We have no occasion to consider the legal quality of the original listing of the particular debt in the schedules annexed to the petition in bankruptcy, for it did not result in notice of the proceeding to the respondent creditor and it was shortly supplanted by the amendment. Although the content of the first listing indicates knowledge that the debt had been reduced to judgment, the bankrupt says that service of process in the action was made at his place of abode in New Jersey while he was living out of the state and he did not have actual knowledge of the assignment of the debt and the recovery of the judgment by respondent until a few days after the filing of the petition and schedules. It would seem that the exercise of the same degree of care and diligence prior to the preparation of the schedules would have revealed the existence of the judgment. But however this may be, the amendment of the schedules to list the judgment debt did not satisfy the cited provision of the statute. The judgment creditor's place of residence was not listed, and thus the judgment debt was not duly scheduled, and in consequence of that omission the creditor did not receive notice of the proceeding in time for proof and allowance of his claim.

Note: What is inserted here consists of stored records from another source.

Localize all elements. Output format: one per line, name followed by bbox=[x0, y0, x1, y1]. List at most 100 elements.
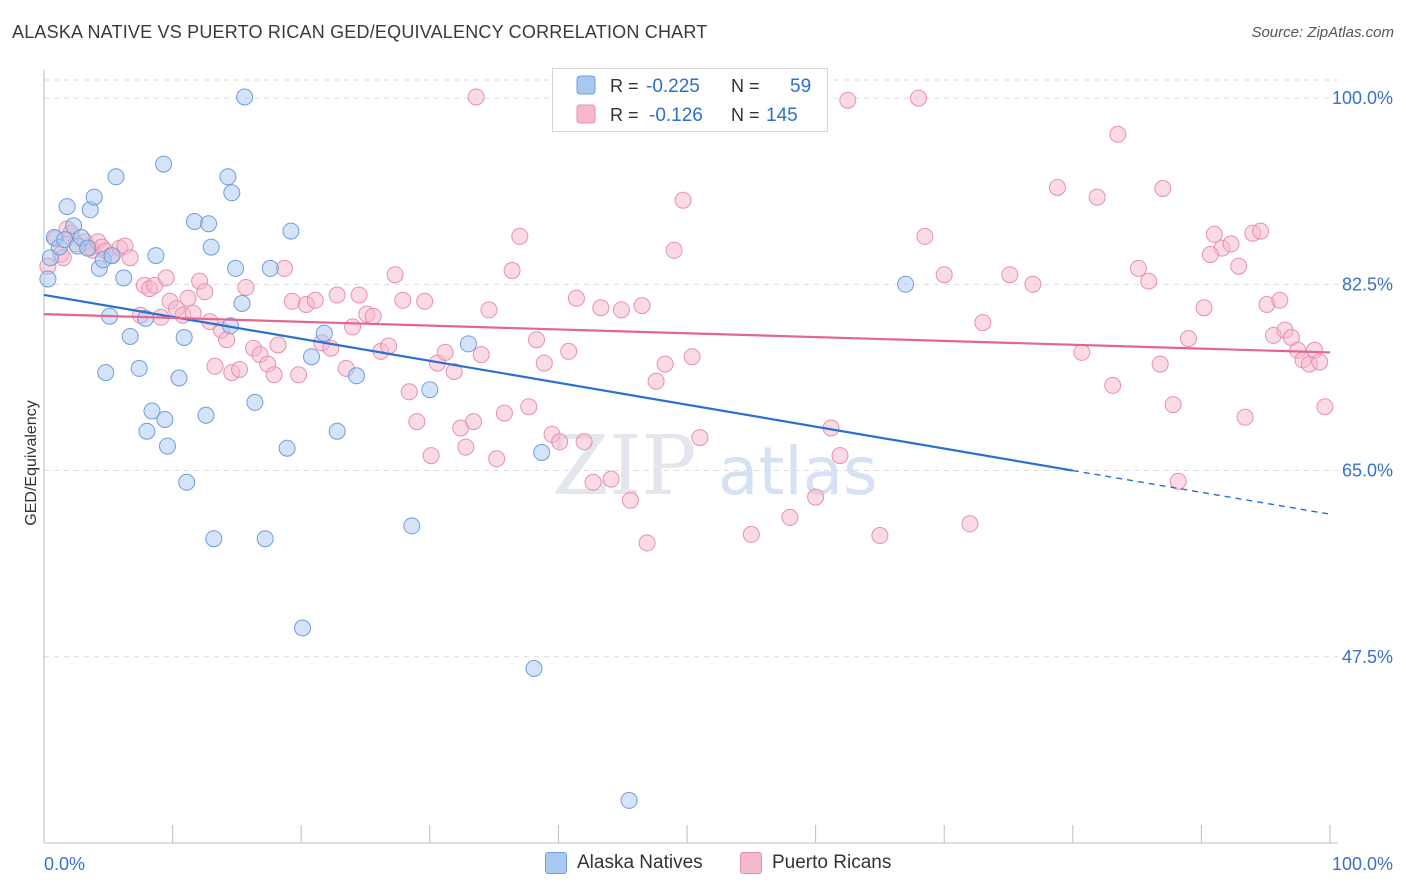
data-point bbox=[156, 411, 174, 428]
legend-swatch-blue bbox=[576, 75, 596, 95]
data-point bbox=[533, 444, 551, 461]
data-point bbox=[1316, 398, 1334, 416]
data-point bbox=[394, 291, 412, 309]
data-point bbox=[465, 413, 482, 431]
data-point bbox=[380, 337, 398, 355]
data-point bbox=[79, 239, 97, 257]
data-point bbox=[621, 491, 639, 509]
legend-label-alaska-natives: Alaska Natives bbox=[577, 852, 703, 873]
trend-line-alaska-natives bbox=[43, 293, 1073, 472]
data-point bbox=[348, 367, 365, 385]
data-point bbox=[1140, 272, 1158, 290]
data-point bbox=[831, 447, 849, 465]
data-point bbox=[107, 168, 125, 186]
data-point bbox=[467, 88, 485, 106]
data-point bbox=[503, 262, 521, 279]
data-point bbox=[742, 525, 760, 543]
data-point bbox=[328, 422, 346, 440]
data-point bbox=[511, 227, 529, 245]
data-point bbox=[147, 247, 165, 265]
stats-legend: R = -0.225 N = 59 R = -0.126 N = 145 bbox=[552, 68, 828, 132]
legend-swatch-puerto-ricans bbox=[740, 852, 762, 874]
data-point bbox=[1201, 246, 1219, 263]
data-point bbox=[303, 348, 320, 366]
data-point bbox=[170, 369, 188, 387]
data-point bbox=[691, 429, 709, 447]
data-point bbox=[179, 289, 197, 307]
legend-r-value-2: -0.126 bbox=[649, 105, 703, 126]
data-point bbox=[278, 439, 296, 457]
data-point bbox=[480, 301, 498, 319]
data-point bbox=[138, 422, 156, 440]
data-point bbox=[344, 318, 362, 336]
data-point bbox=[567, 289, 585, 307]
data-point bbox=[306, 291, 324, 309]
legend-n-value-1: 59 bbox=[790, 76, 811, 97]
data-point bbox=[175, 329, 193, 346]
data-point bbox=[935, 266, 953, 284]
y-tick-labels: 47.5% 65.0% 82.5% 100.0% bbox=[1332, 88, 1393, 667]
data-point bbox=[1252, 222, 1270, 240]
data-point bbox=[839, 91, 857, 109]
y-tick-label: 100.0% bbox=[1332, 88, 1393, 108]
x-tick-label-min: 0.0% bbox=[44, 854, 85, 874]
axes bbox=[43, 70, 1338, 844]
legend-r-label-2: R = bbox=[610, 105, 639, 125]
legend-r-value-1: -0.225 bbox=[646, 76, 700, 97]
x-ticks bbox=[172, 825, 1331, 843]
data-point bbox=[575, 433, 593, 451]
data-point bbox=[871, 527, 889, 544]
data-point bbox=[1236, 408, 1254, 426]
data-point bbox=[115, 269, 133, 287]
data-point bbox=[283, 292, 301, 310]
data-point bbox=[328, 286, 346, 304]
data-point bbox=[520, 398, 538, 416]
data-point bbox=[421, 381, 439, 399]
data-point bbox=[416, 292, 434, 310]
data-point bbox=[525, 660, 543, 677]
data-point bbox=[638, 534, 656, 552]
data-point bbox=[269, 336, 287, 354]
data-point bbox=[551, 433, 569, 451]
data-point bbox=[205, 530, 223, 548]
data-point bbox=[227, 259, 245, 277]
data-point bbox=[130, 359, 148, 377]
trend-line-puerto-ricans bbox=[43, 313, 1331, 354]
data-point bbox=[290, 366, 308, 384]
data-point bbox=[633, 297, 651, 315]
data-point bbox=[961, 515, 979, 533]
legend-n-value-2: 145 bbox=[766, 105, 798, 126]
data-point bbox=[1180, 330, 1197, 348]
data-point bbox=[457, 438, 475, 456]
data-point bbox=[445, 363, 463, 381]
data-point bbox=[488, 450, 506, 468]
data-point bbox=[436, 343, 454, 361]
data-point bbox=[58, 198, 76, 216]
data-point bbox=[1151, 355, 1169, 373]
data-point bbox=[647, 372, 665, 390]
data-point bbox=[206, 357, 224, 375]
data-point bbox=[85, 188, 103, 206]
data-point bbox=[674, 191, 692, 209]
data-point bbox=[1195, 299, 1213, 317]
data-point bbox=[386, 266, 404, 284]
chart-title: ALASKA NATIVE VS PUERTO RICAN GED/EQUIVA… bbox=[12, 22, 708, 42]
data-point bbox=[39, 270, 57, 288]
legend-r-label-1: R = bbox=[610, 76, 639, 96]
data-point bbox=[1222, 235, 1240, 253]
y-tick-label: 47.5% bbox=[1342, 647, 1393, 667]
data-point bbox=[186, 213, 203, 230]
data-point bbox=[807, 488, 825, 506]
data-point bbox=[584, 473, 602, 491]
data-point bbox=[781, 508, 799, 526]
data-point bbox=[276, 259, 293, 277]
data-point bbox=[1109, 125, 1127, 143]
data-point bbox=[897, 275, 915, 293]
data-point bbox=[974, 314, 992, 332]
data-point bbox=[97, 364, 115, 382]
data-point bbox=[560, 342, 578, 360]
data-point bbox=[282, 222, 300, 240]
data-point bbox=[916, 227, 934, 245]
data-point bbox=[459, 335, 477, 353]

The record of the proceedings in bankruptcy does not disclose that notice of the action was mailed or otherwise given to Levine; and there is no such proof aliunde. Yet there is a presumption that the referee in bankruptcy fulfilled his statutory duty by mailing a notice of the proceeding to all the creditors listed in the schedules at the place of residence therein set out. Section 21(f) of the Bankruptcy Act, as amended by the cited chapter of the Public Laws of 1938 (11 U.S.C.A., § 44), provides, inter alia, that a certified copy of any order or decree entered in a bankruptcy proceeding "shall be evidence of the jurisdiction of the court, the regularity of the proceedings, the fact that the order or decree was made, and the contents thereof * * *;" and "the introduction of the order makes out a prima facie defense" to a suit on a debt in existence when the petition in bankruptcy was filed, "the burden being then cast upon the plaintiff to show that because of the nature of the claim, failure to give notice, or other statutory reason, the debt sued upon *97 was by law excepted from the operation of the discharge."Kreitlein v. Ferger, supra. See, also, Claflin v. Wolff,88 N.J.L. 308.

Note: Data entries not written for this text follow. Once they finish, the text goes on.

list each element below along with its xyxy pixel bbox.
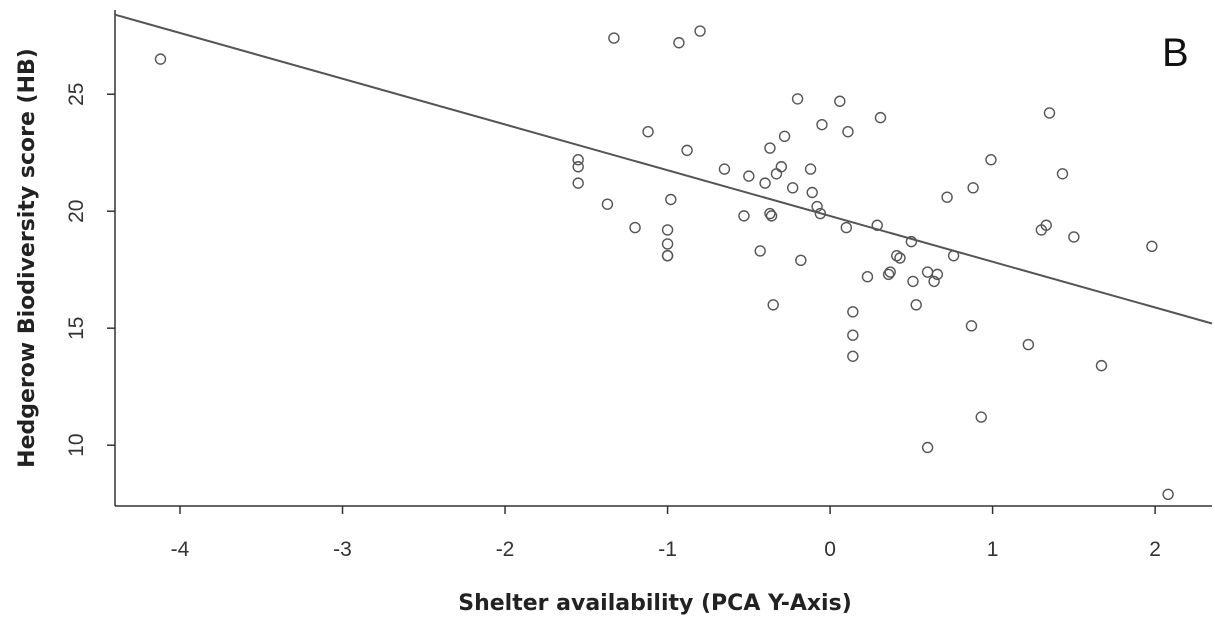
- data-point: [1095, 359, 1108, 372]
- data-point: [840, 221, 853, 234]
- data-point: [847, 306, 859, 318]
- x-tick-label: 2: [1149, 538, 1161, 561]
- x-tick-label: -1: [658, 538, 677, 561]
- data-point: [572, 177, 584, 189]
- x-tick-label: -2: [496, 538, 515, 561]
- x-tick-label: 1: [987, 538, 999, 561]
- panel-label: B: [1162, 31, 1189, 75]
- data-point: [629, 221, 641, 234]
- data-point: [1068, 231, 1080, 243]
- data-point: [928, 275, 940, 288]
- data-point: [775, 161, 788, 173]
- data-point: [601, 198, 614, 210]
- data-point: [787, 182, 799, 194]
- data-points: [154, 25, 1174, 501]
- data-point: [967, 182, 979, 194]
- data-point: [847, 350, 859, 362]
- data-point: [975, 411, 987, 423]
- data-point: [921, 441, 934, 454]
- y-tick-label: 25: [65, 83, 88, 106]
- data-point: [816, 118, 828, 131]
- data-point: [1043, 107, 1056, 119]
- data-point: [842, 125, 854, 138]
- data-point: [791, 93, 804, 105]
- data-point: [894, 252, 906, 264]
- data-point: [941, 191, 953, 203]
- data-point: [871, 219, 883, 231]
- data-point: [882, 268, 895, 281]
- data-point: [1040, 219, 1052, 231]
- data-point: [743, 170, 755, 182]
- data-point: [718, 163, 731, 175]
- data-point: [874, 111, 887, 124]
- data-point: [694, 25, 706, 37]
- data-point: [759, 177, 771, 189]
- data-point: [907, 275, 919, 288]
- regression-line: [114, 13, 1213, 325]
- data-point: [608, 32, 620, 44]
- data-point: [1056, 168, 1069, 180]
- data-point: [910, 299, 922, 311]
- data-point: [921, 266, 934, 278]
- data-point: [1022, 338, 1035, 351]
- data-point: [891, 249, 903, 262]
- data-point: [661, 249, 674, 262]
- data-point: [811, 200, 823, 213]
- data-point: [778, 130, 791, 143]
- data-point: [947, 249, 960, 262]
- data-point: [861, 271, 874, 283]
- data-point: [834, 95, 846, 107]
- x-ticks: -4 -3 -2 -1 0 1 2: [171, 506, 1161, 561]
- data-point: [754, 245, 766, 257]
- data-point: [681, 144, 693, 157]
- data-point: [985, 154, 997, 166]
- axes-frame: [114, 10, 1212, 507]
- y-tick-label: 20: [65, 200, 88, 223]
- data-point: [673, 37, 685, 49]
- data-point: [572, 154, 584, 166]
- data-point: [884, 266, 896, 278]
- data-point: [661, 238, 674, 250]
- data-point: [1162, 488, 1174, 501]
- data-point: [804, 163, 817, 175]
- data-point: [661, 224, 674, 236]
- data-point: [847, 329, 859, 341]
- data-point: [642, 125, 654, 138]
- data-point: [795, 254, 807, 267]
- data-point: [1146, 240, 1158, 253]
- data-point: [764, 142, 776, 154]
- y-ticks: 10 15 20 25: [65, 83, 115, 457]
- data-point: [572, 161, 584, 173]
- data-point: [905, 235, 918, 248]
- data-point: [767, 299, 779, 311]
- data-point: [665, 193, 677, 206]
- data-point: [738, 210, 750, 222]
- x-tick-label: -3: [333, 538, 352, 561]
- y-tick-label: 15: [65, 317, 88, 340]
- data-point: [770, 168, 783, 180]
- y-tick-label: 10: [65, 433, 88, 456]
- x-tick-label: 0: [824, 538, 836, 561]
- data-point: [764, 207, 776, 220]
- y-axis-title: Hedgerow Biodiversity score (HB): [15, 48, 40, 468]
- x-axis-title: Shelter availability (PCA Y-Axis): [458, 591, 852, 616]
- data-point: [806, 186, 818, 199]
- data-point: [765, 210, 778, 222]
- data-point: [931, 268, 944, 281]
- data-point: [965, 320, 978, 332]
- data-point: [814, 207, 827, 220]
- data-point: [154, 53, 167, 65]
- x-tick-label: -4: [171, 538, 190, 561]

But Levine's office address obviously was not the creditor's place of residence; and thus the debt was not scheduled in keeping with the requirement of the statute. Inquiry of Levine would have revealed the creditor's residence. Yet Levine was merely asked whether he "represented" the judgment creditor; the bankrupt's attorney admitted that in this telephonic conversation, had just prior to the amendment of the schedules, he did not inform him of the pendency of the bankruptcy proceeding or of the purpose of the query. There was not even a semblance of compliance with the statutory direction to list the creditor's residence; the bankrupt had his own device — extra the statute — for giving notice to the creditor.

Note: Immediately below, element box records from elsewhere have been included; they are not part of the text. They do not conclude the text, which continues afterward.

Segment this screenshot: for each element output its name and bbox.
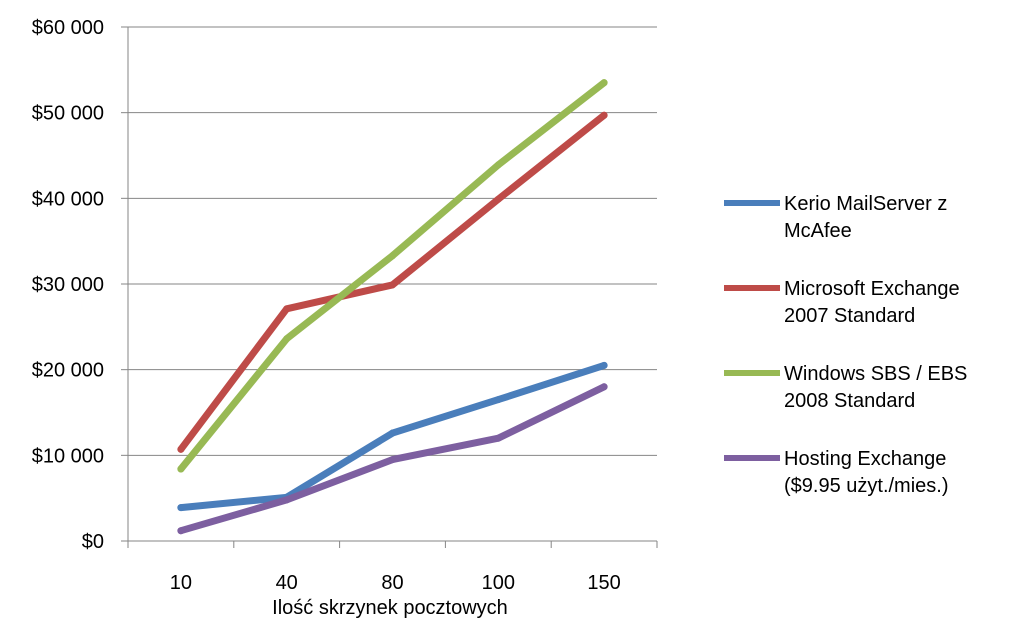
data-point [494,195,502,203]
legend-entry: Microsoft Exchange 2007 Standard [724,278,960,327]
y-tick-label: $20 000 [32,360,104,382]
y-tick-label: $50 000 [32,103,104,125]
data-point [494,434,502,442]
y-axis: $0 $10 000 $20 000 $30 000 $40 000 $50 000 $60… [32,17,129,553]
data-point [177,445,185,453]
data-point [283,305,291,313]
legend-label: McAfee [784,220,852,242]
legend-entry: Hosting Exchange ($9.95 użyt./mies.) [724,448,949,497]
x-tick-label: 100 [482,572,515,594]
legend-label: 2008 Standard [784,390,915,412]
data-point [283,335,291,343]
gridlines [128,26,657,456]
legend-label: Microsoft Exchange [784,278,960,300]
legend-label: Kerio MailServer z [784,193,947,215]
data-point [389,456,396,464]
x-tick-label: 150 [587,572,620,594]
y-tick-label: $0 [82,531,104,553]
legend-label: Windows SBS / EBS [784,363,967,385]
data-point [494,161,502,169]
y-tick-label: $10 000 [32,445,104,467]
data-point [389,281,396,289]
data-point [600,111,608,119]
data-point [177,465,185,473]
legend-label: Hosting Exchange [784,448,946,470]
data-point [177,504,185,512]
data-point [389,429,396,437]
x-axis: 10 40 80 100 150 [127,540,658,594]
series-line-3 [177,79,608,473]
data-point [389,252,396,260]
x-tick-label: 10 [170,572,192,594]
y-tick-label: $60 000 [32,17,104,39]
data-point [600,383,608,391]
x-tick-label: 80 [381,572,403,594]
legend-label: ($9.95 użyt./mies.) [784,475,949,497]
y-tick-label: $30 000 [32,274,104,296]
data-point [177,527,185,535]
data-point [494,396,502,404]
y-tick-label: $40 000 [32,188,104,210]
data-point [283,496,291,504]
x-axis-title: Ilość skrzynek pocztowych [272,597,508,619]
legend-entry: Kerio MailServer z McAfee [724,193,947,242]
legend-entry: Windows SBS / EBS 2008 Standard [724,363,967,412]
series-lines [177,79,608,535]
legend: Kerio MailServer z McAfee Microsoft Exchan… [724,193,967,497]
data-point [600,79,608,87]
legend-label: 2007 Standard [784,305,915,327]
x-tick-label: 40 [276,572,298,594]
data-point [600,361,608,369]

The uncontradicted proof is that Levine had no authority whatever to serve the respondent creditor in the bankruptcy proceeding; and notice to an attorney is notice to his client only where the knowledge of the attorney is acquired while acting for his client and has relation to the subject-matter of the agency. We adopt the Supreme Court's findings in this regard. It is clear under the evidence that Levine, if he received notice of the bankruptcy proceeding, did not transmit it or its content to the respondent creditor. No other conclusion is admissible; and thus the proofs are one on the proposition that the particular judgment creditor did not have notice or actual knowledge of the proceeding in time for proof and allowance of its judgment.

The judgment is accordingly affirmed.

For affirmance — THE CHANCELLOR, CHIEF JUSTICE, BODINE, DONGES, HEHER, PERSKIE, COLIE, WACHENFELD, WELLS, RAFFERTY, DILL, FREUND, McGEEHAN, McLEAN, JJ. 14.